Graham peered into his teacup. “I don’t suppose they have egg creams, huh?”
Neal shook his head.
“A missing kid,” Graham said. “Daddy picked him up on Friday for their one weekend a month visitation. Didn’t bring him back on Sunday night. No big deal.”
“What’s wrong with the sheriff’s department?”
“Nothing’s wrong with the sheriff’s department,” Graham answered, “except that they don’t pay much attention to custody cases, even when the mother is famous.”
“What’s she famous for?” Neal asked. Famous was bad, famous was trouble.
“Something to do with movies. What, you need a resume? Are you working for us,
or what?

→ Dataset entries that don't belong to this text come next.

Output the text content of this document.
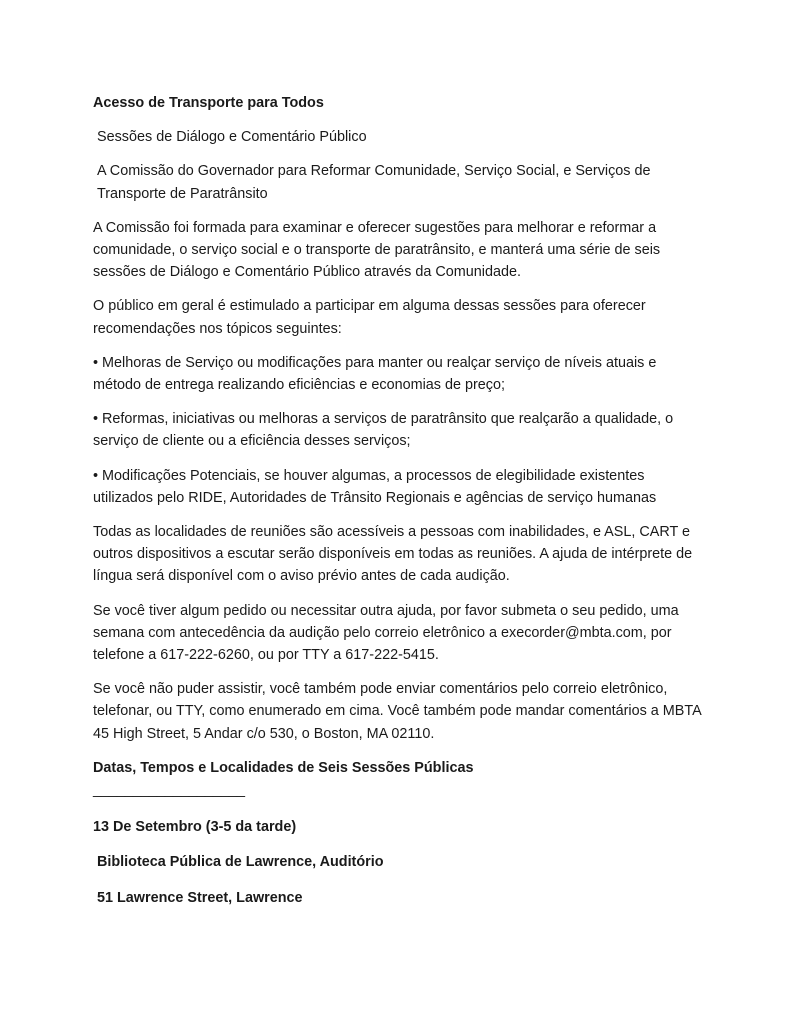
Acesso de Transporte para Todos

Sessões de Diálogo e Comentário Público

A Comissão do Governador para Reformar Comunidade, Serviço Social, e Serviços de
Transporte de Paratrânsito

A Comissão foi formada para examinar e oferecer sugestões para melhorar e reformar a
comunidade, o serviço social e o transporte de paratrânsito, e manterá uma série de seis
sessões de Diálogo e Comentário Público através da Comunidade.

O público em geral é estimulado a participar em alguma dessas sessões para oferecer
recomendações nos tópicos seguintes:

• Melhoras de Serviço ou modificações para manter ou realçar serviço de níveis atuais e
método de entrega realizando eficiências e economias de preço;

• Reformas, iniciativas ou melhoras a serviços de paratrânsito que realçarão a qualidade, o
serviço de cliente ou a eficiência desses serviços;

• Modificações Potenciais, se houver algumas, a processos de elegibilidade existentes
utilizados pelo RIDE, Autoridades de Trânsito Regionais e agências de serviço humanas

Todas as localidades de reuniões são acessíveis a pessoas com inabilidades, e ASL, CART e
outros dispositivos a escutar serão disponíveis em todas as reuniões. A ajuda de intérprete de
língua será disponível com o aviso prévio antes de cada audição.

Se você tiver algum pedido ou necessitar outra ajuda, por favor submeta o seu pedido, uma
semana com antecedência da audição pelo correio eletrônico a execorder@mbta.com, por
telefone a 617-222-6260, ou por TTY a 617-222-5415.

Se você não puder assistir, você também pode enviar comentários pelo correio eletrônico,
telefonar, ou TTY, como enumerado em cima. Você também pode mandar comentários a MBTA
45 High Street, 5 Andar c/o 530, o Boston, MA 02110.

Datas, Tempos e Localidades de Seis Sessões Públicas

___________________

13 De Setembro (3-5 da tarde)

Biblioteca Pública de Lawrence, Auditório

51 Lawrence Street, Lawrence
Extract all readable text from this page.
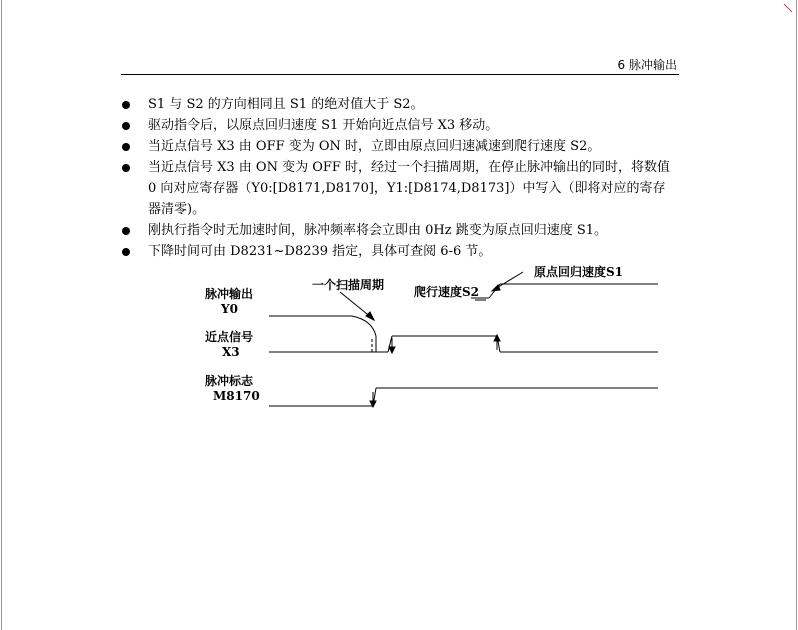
6 脉冲输出
S1 与 S2 的方向相同且 S1 的绝对值大于 S2。
驱动指令后，以原点回归速度 S1 开始向近点信号 X3 移动。
当近点信号 X3 由 OFF 变为 ON 时，立即由原点回归速减速到爬行速度 S2。
当近点信号 X3 由 ON 变为 OFF 时，经过一个扫描周期，在停止脉冲输出的同时，将数值 0 向对应寄存器（Y0:[D8171,D8170]，Y1:[D8174,D8173]）中写入（即将对应的寄存器清零)。
刚执行指令时无加速时间，脉冲频率将会立即由 0Hz 跳变为原点回归速度 S1。
下降时间可由 D8231~D8239 指定，具体可查阅 6-6 节。
原点回归速度S1
一个扫描周期 爬行速度S2
脉冲输出
Y0
近点信号
X3
脉冲标志
M8170
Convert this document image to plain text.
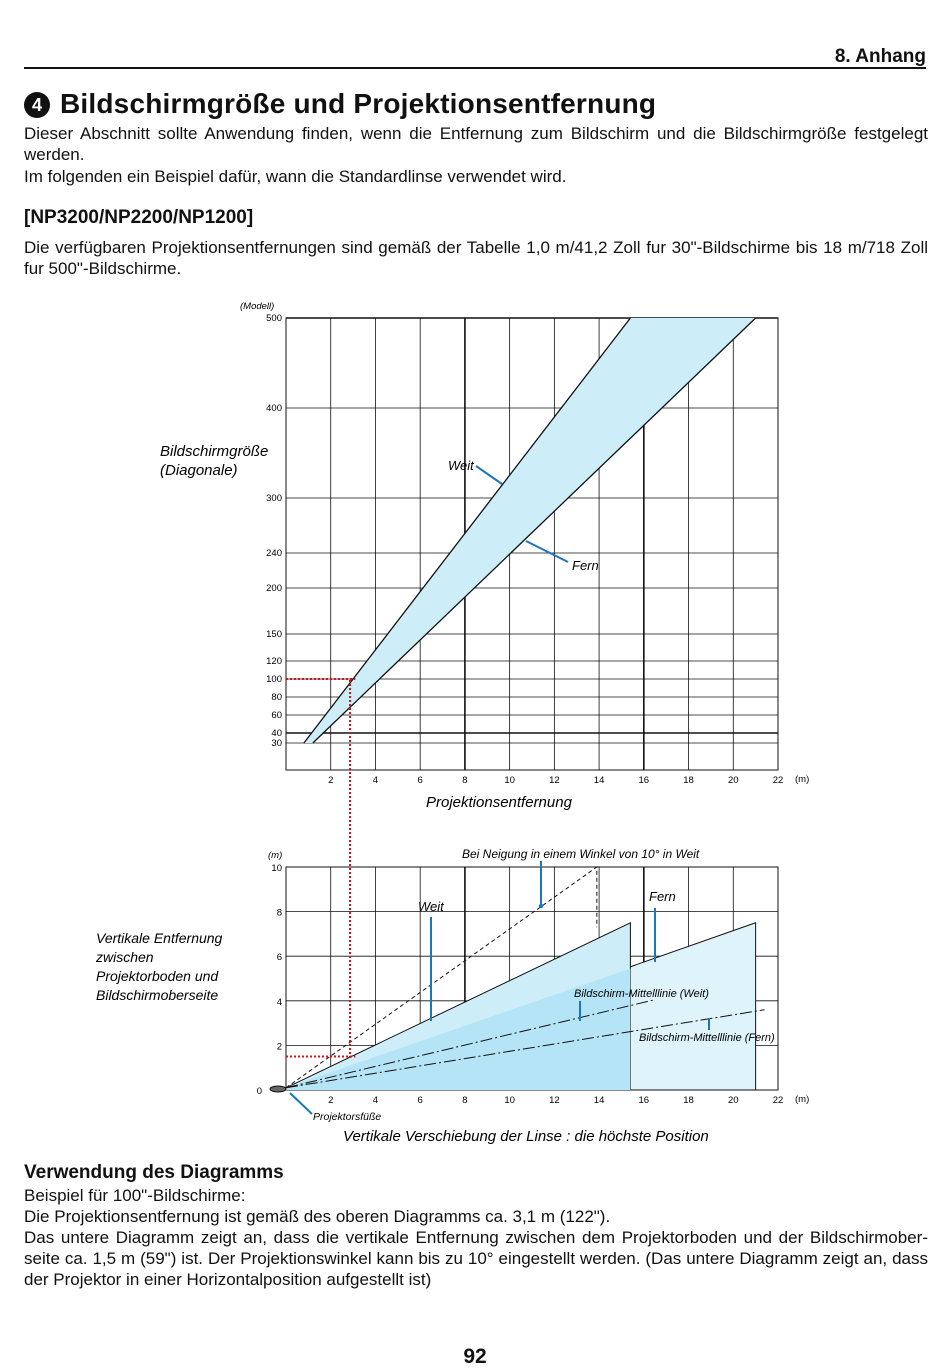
8. Anhang
4 Bildschirmgröße und Projektionsentfernung
Dieser Abschnitt sollte Anwendung finden, wenn die Entfernung zum Bildschirm und die Bildschirmgröße festgelegt werden.
Im folgenden ein Beispiel dafür, wann die Standardlinse verwendet wird.
[NP3200/NP2200/NP1200]
Die verfügbaren Projektionsentfernungen sind gemäß der Tabelle 1,0 m/41,2 Zoll fur 30"-Bildschirme bis 18 m/718 Zoll fur 500"-Bildschirme.
2	4	6	8	10	12	14	16	18	20	22
30
40
60
80
100
120
150
200
240
300
400
500
(Modell)
(m)
Bildschirmgröße
(Diagonale)
Projektionsentfernung
Weit
Fern
2	4	6	8	10	12	14	16	18	20	22
0
2
4
6
8
10
(m)
(m)
Vertikale Entfernung
zwischen
Projektorboden und
Bildschirmoberseite
Vertikale Verschiebung der Linse : die höchste Position
Bei Neigung in einem Winkel von 10° in Weit
Weit
Fern
Bildschirm-Mittelllinie (Weit)
Bildschirm-Mittelllinie (Fern)
Projektorsfüße
Verwendung des Diagramms
Beispiel für 100"-Bildschirme:
Die Projektionsentfernung ist gemäß des oberen Diagramms ca. 3,1 m (122").
Das untere Diagramm zeigt an, dass die vertikale Entfernung zwischen dem Projektorboden und der Bildschirmober-seite ca. 1,5 m (59") ist. Der Projektionswinkel kann bis zu 10° eingestellt werden. (Das untere Diagramm zeigt an, dass der Projektor in einer Horizontalposition aufgestellt ist)
92
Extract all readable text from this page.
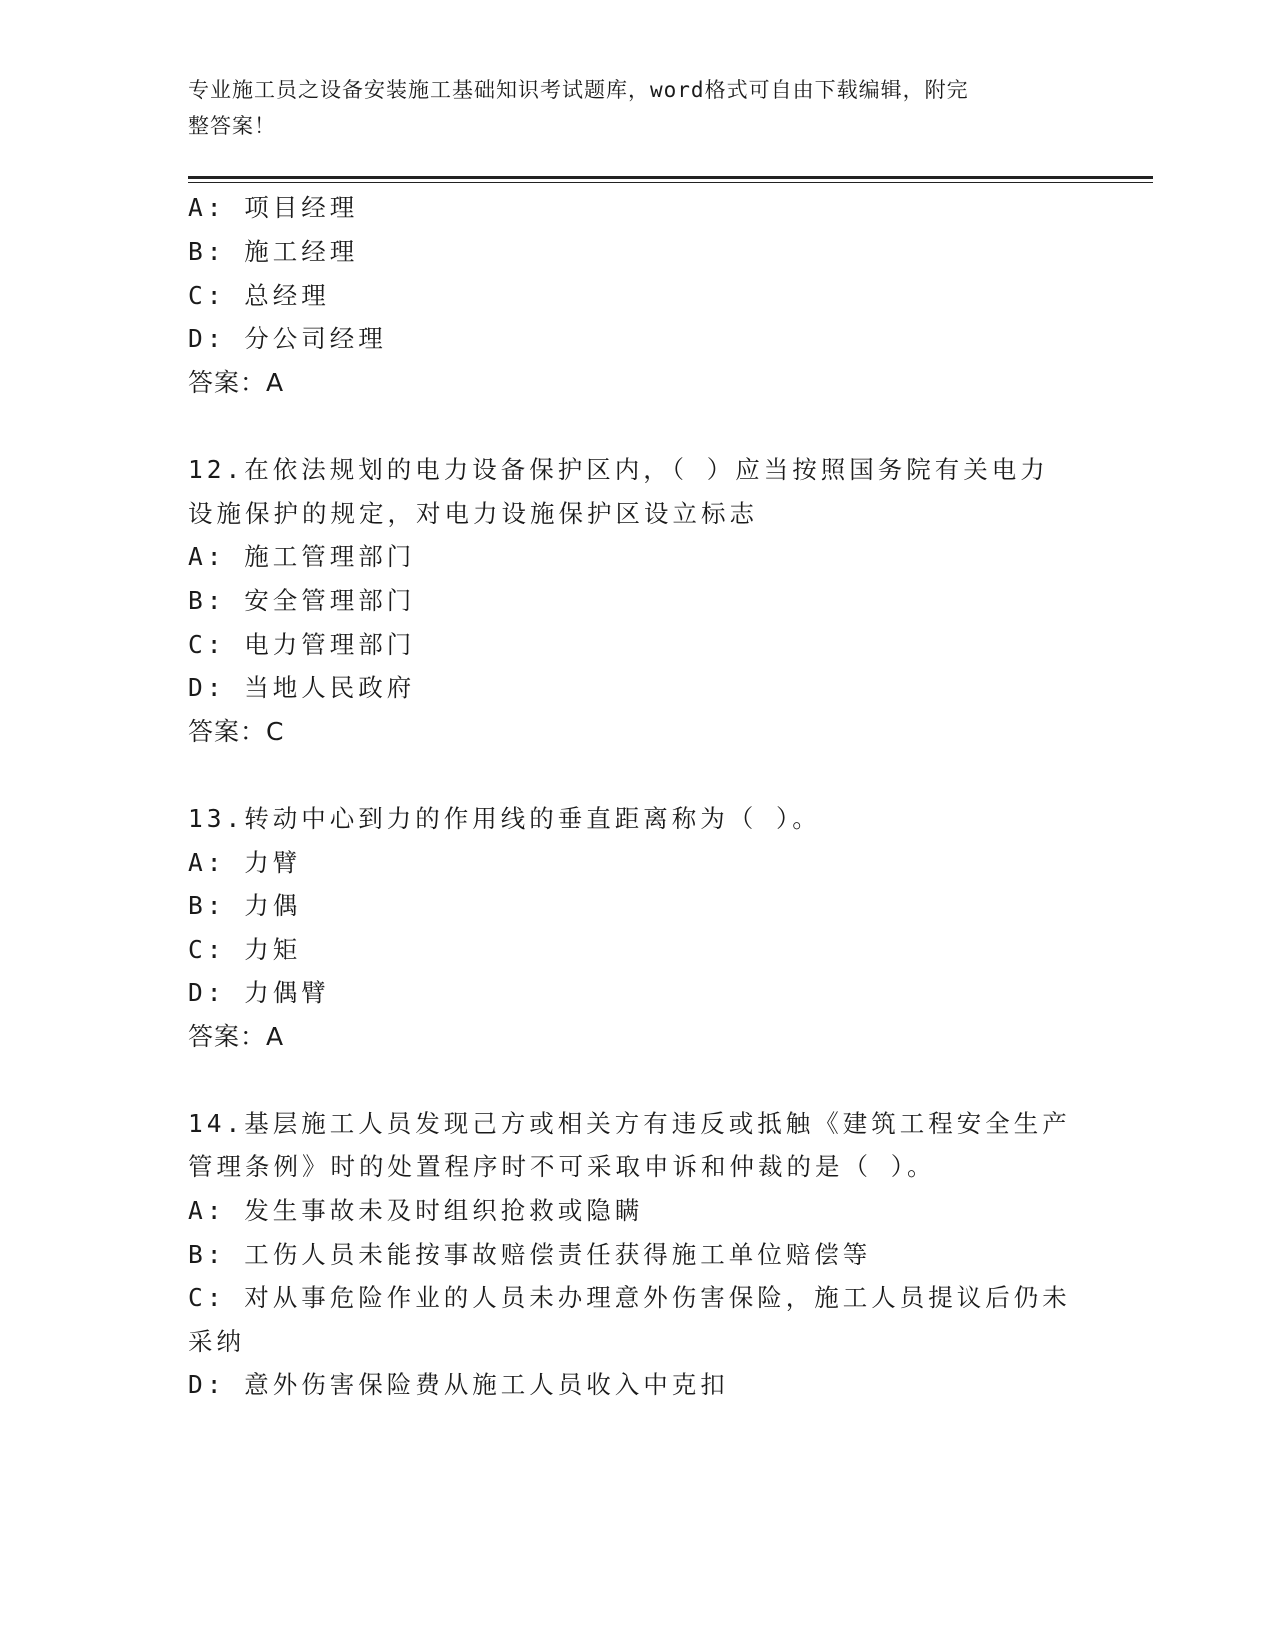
专业施工员之设备安装施工基础知识考试题库，word格式可自由下载编辑，附完
整答案！
A: 项目经理
B: 施工经理
C: 总经理
D: 分公司经理
答案：A
12.在依法规划的电力设备保护区内，（ ）应当按照国务院有关电力
设施保护的规定，对电力设施保护区设立标志
A: 施工管理部门
B: 安全管理部门
C: 电力管理部门
D: 当地人民政府
答案：C
13.转动中心到力的作用线的垂直距离称为（ ）。
A: 力臂
B: 力偶
C: 力矩
D: 力偶臂
答案：A
14.基层施工人员发现己方或相关方有违反或抵触《建筑工程安全生产
管理条例》时的处置程序时不可采取申诉和仲裁的是（ ）。
A: 发生事故未及时组织抢救或隐瞒
B: 工伤人员未能按事故赔偿责任获得施工单位赔偿等
C: 对从事危险作业的人员未办理意外伤害保险，施工人员提议后仍未
采纳
D: 意外伤害保险费从施工人员收入中克扣
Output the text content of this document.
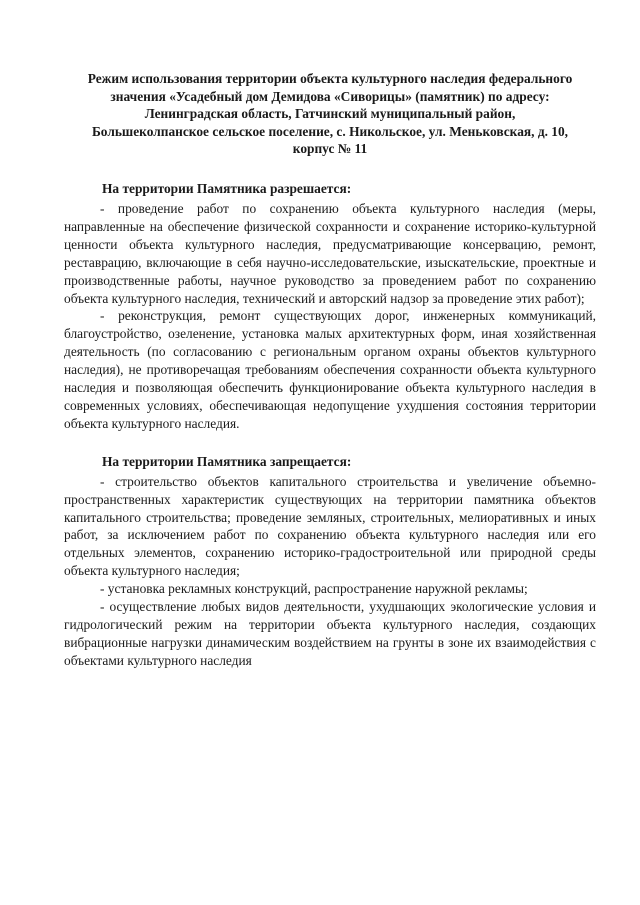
Режим использования территории объекта культурного наследия федерального
значения «Усадебный дом Демидова «Сиворицы» (памятник) по адресу:
Ленинградская область, Гатчинский муниципальный район,
Большеколпанское сельское поселение, с. Никольское, ул. Меньковская, д. 10,
корпус № 11

На территории Памятника разрешается:

- проведение работ по сохранению объекта культурного наследия (меры, направленные на обеспечение физической сохранности и сохранение историко-культурной ценности объекта культурного наследия, предусматривающие консервацию, ремонт, реставрацию, включающие в себя научно-исследовательские, изыскательские, проектные и производственные работы, научное руководство за проведением работ по сохранению объекта культурного наследия, технический и авторский надзор за проведение этих работ);

- реконструкция, ремонт существующих дорог, инженерных коммуникаций, благоустройство, озеленение, установка малых архитектурных форм, иная хозяйственная деятельность (по согласованию с региональным органом охраны объектов культурного наследия), не противоречащая требованиям обеспечения сохранности объекта культурного наследия и позволяющая обеспечить функционирование объекта культурного наследия в современных условиях, обеспечивающая недопущение ухудшения состояния территории объекта культурного наследия.

На территории Памятника запрещается:

- строительство объектов капитального строительства и увеличение объемно-пространственных характеристик существующих на территории памятника объектов капитального строительства; проведение земляных, строительных, мелиоративных и иных работ, за исключением работ по сохранению объекта культурного наследия или его отдельных элементов, сохранению историко-градостроительной или природной среды объекта культурного наследия;

- установка рекламных конструкций, распространение наружной рекламы;

- осуществление любых видов деятельности, ухудшающих экологические условия и гидрологический режим на территории объекта культурного наследия, создающих вибрационные нагрузки динамическим воздействием на грунты в зоне их взаимодействия с объектами культурного наследия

Because the Chinese can’t cash the check until you’re safely back in the States, so we can still tell them that you’d rather stay here. I just need you for backup. I can get anybody.”
Actually, I can’t just get anybody, Graham thought. I need you. But we got to take this one step at a time, ease you back in while I can keep an eye on you. See if you can still do the job or whether you’re a burnout case. Three years of what amounts to solitary confinement can do strange things to even the best. And Neal Carey was the best . . . had been, anyway.
“Look,” Graham continued as Neal sulked, “we’ll pick up little Cody, drop him back on Mommy’s lap, and go right back to New York. You’ll have the whole summer to jerk off before you start classes.”
“What classes?”
“Weren’t you in graduass school when we last saw you? Trying to con them into giving you your masturbator’s degree? Which should be a lock, if you ask me.”
Columbia University . . . English department. His would-be master’s thesis, “Tobias Smollett: The Outsider in Eighteenth-Century English Literature.” It seemed like a different life. Come to think of it . . .
“Wait a minute,” Neal said, “I’m supposed to be dead.”
Graham nodded. “It’s an appealing fantasy, I agree. So you were dead, now you’re alive. A glitch in the computer. Nothing a little WD-40 and a contribution to the library can’t take care of.”
We have to get him back in school, Graham thought. If Neal’s finished as a detective he’s going to need a trade. Seeing as he can’t do anything useful, he might as well be a college professor, which is what he wants to be anyway.
Neal poured himself another cup of the excellent green tea. He knew it had been provided only because he had a foreign guest, so he might as well take advantage of it. He listened to the sound of the morning chants rising up from the main temple, the numbing monotony that was supposed to focus the chanter on nothingness—and did.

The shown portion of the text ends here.